Making sense of threat levels

May 24, 2017 | News

Courtesy: Fortune

By: Reid Goodison

The ‘critical’ threat level for acts of terror in the U.K. means that an “attack is expected imminently,” according to the scheme used by intelligence officials. This increase from ‘severe,’ which means that “an attack is highly likely,” was issued Tuesday following the deadly attack on Manchester Arena on Monday night. Meanwhile, Canada’s national threat level is at ‘medium,’ meaning that ‘a violent act of terrorism could occur.’ The level has remained unchanged since October.

Canada and the U.K. operate with similar threat ‘scales’ – both have five levels, with higher numbers meaning there is greater likelihood and imminence for a violent act of terror. Director of the Canadian Network for Research on Terrorism, Security, and Society (TSAS) Lorne Dawson said these scales are “broad devices,” and are necessary for people to make sense of any escalation of threats and to take them seriously.

A change in one country does not lead to a change in another, however. “Nothing specific has changed for Canada,” said Dawson. “There is no new information, no new plot, no evidence that what has happened will be matched here.”

The Public Report on the Terrorist Threat to Canada released in 2016 by the Ministry of Public Safety outlines how threat levels are determined. Three big factors are a terrorist entity’s intention, capability, and opportunity. This means an ‘entity’ must intend to target Canada, be capable of attempting an attack, and have the opportunity to do so.

The 2016 Report says that the intention, capability, and opportunity to attack Canada are key factors in determining threat levels.
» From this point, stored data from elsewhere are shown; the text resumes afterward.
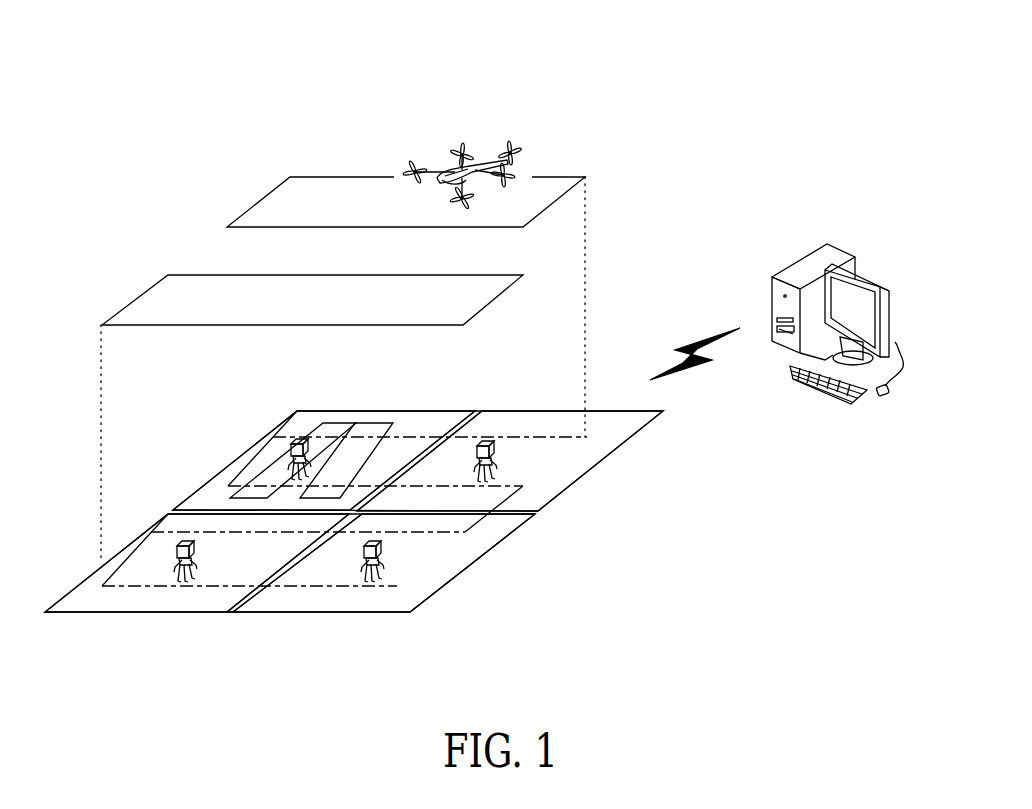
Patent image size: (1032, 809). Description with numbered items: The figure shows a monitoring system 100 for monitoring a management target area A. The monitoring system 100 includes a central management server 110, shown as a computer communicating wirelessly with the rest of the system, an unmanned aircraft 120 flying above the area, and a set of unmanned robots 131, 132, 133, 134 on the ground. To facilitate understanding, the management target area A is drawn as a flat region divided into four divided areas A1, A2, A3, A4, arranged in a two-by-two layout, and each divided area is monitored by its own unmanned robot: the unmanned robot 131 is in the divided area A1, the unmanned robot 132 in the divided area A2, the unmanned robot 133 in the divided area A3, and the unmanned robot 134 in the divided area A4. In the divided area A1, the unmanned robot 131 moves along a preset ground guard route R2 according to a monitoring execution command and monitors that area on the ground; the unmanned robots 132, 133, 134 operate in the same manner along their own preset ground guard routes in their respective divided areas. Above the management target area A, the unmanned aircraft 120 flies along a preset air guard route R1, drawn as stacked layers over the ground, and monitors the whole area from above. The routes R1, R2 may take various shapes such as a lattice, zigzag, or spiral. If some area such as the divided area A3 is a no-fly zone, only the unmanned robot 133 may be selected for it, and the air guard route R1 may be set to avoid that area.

The monitoring system 100 is at (512, 31).
The central management server 110 is at (800, 253).
The unmanned aircraft 120 is at (478, 153).
The unmanned robot 131 is at (292, 440).
The unmanned robot 132 is at (503, 455).
The unmanned robot 133 is at (390, 558).
The unmanned robot 134 is at (177, 546).
The air guard route R1 is at (260, 200).
The ground guard route R2 is at (386, 423).
The management target area A is at (354, 513).
The divided area A1 is at (380, 423).
The divided area A2 is at (529, 417).
The divided area A3 is at (325, 606).
The divided area A4 is at (155, 606).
The Report details access to training and weapons as variables to capability, and geography, ‘logistical hurdles,’ and counter-terrorism efforts as limitations to opportunity.

A medium threat level means ‘A violent act of terrorism could occur. Additional measures are in place to keep Canadians safe,’ according to the Report.

Being at this level makes sense, Dawson said. “The likelihood is extremely low that Canadians will be exposed to terrorist situations. However, Canada is involved in the war on terror. We do have reason to be concerned.”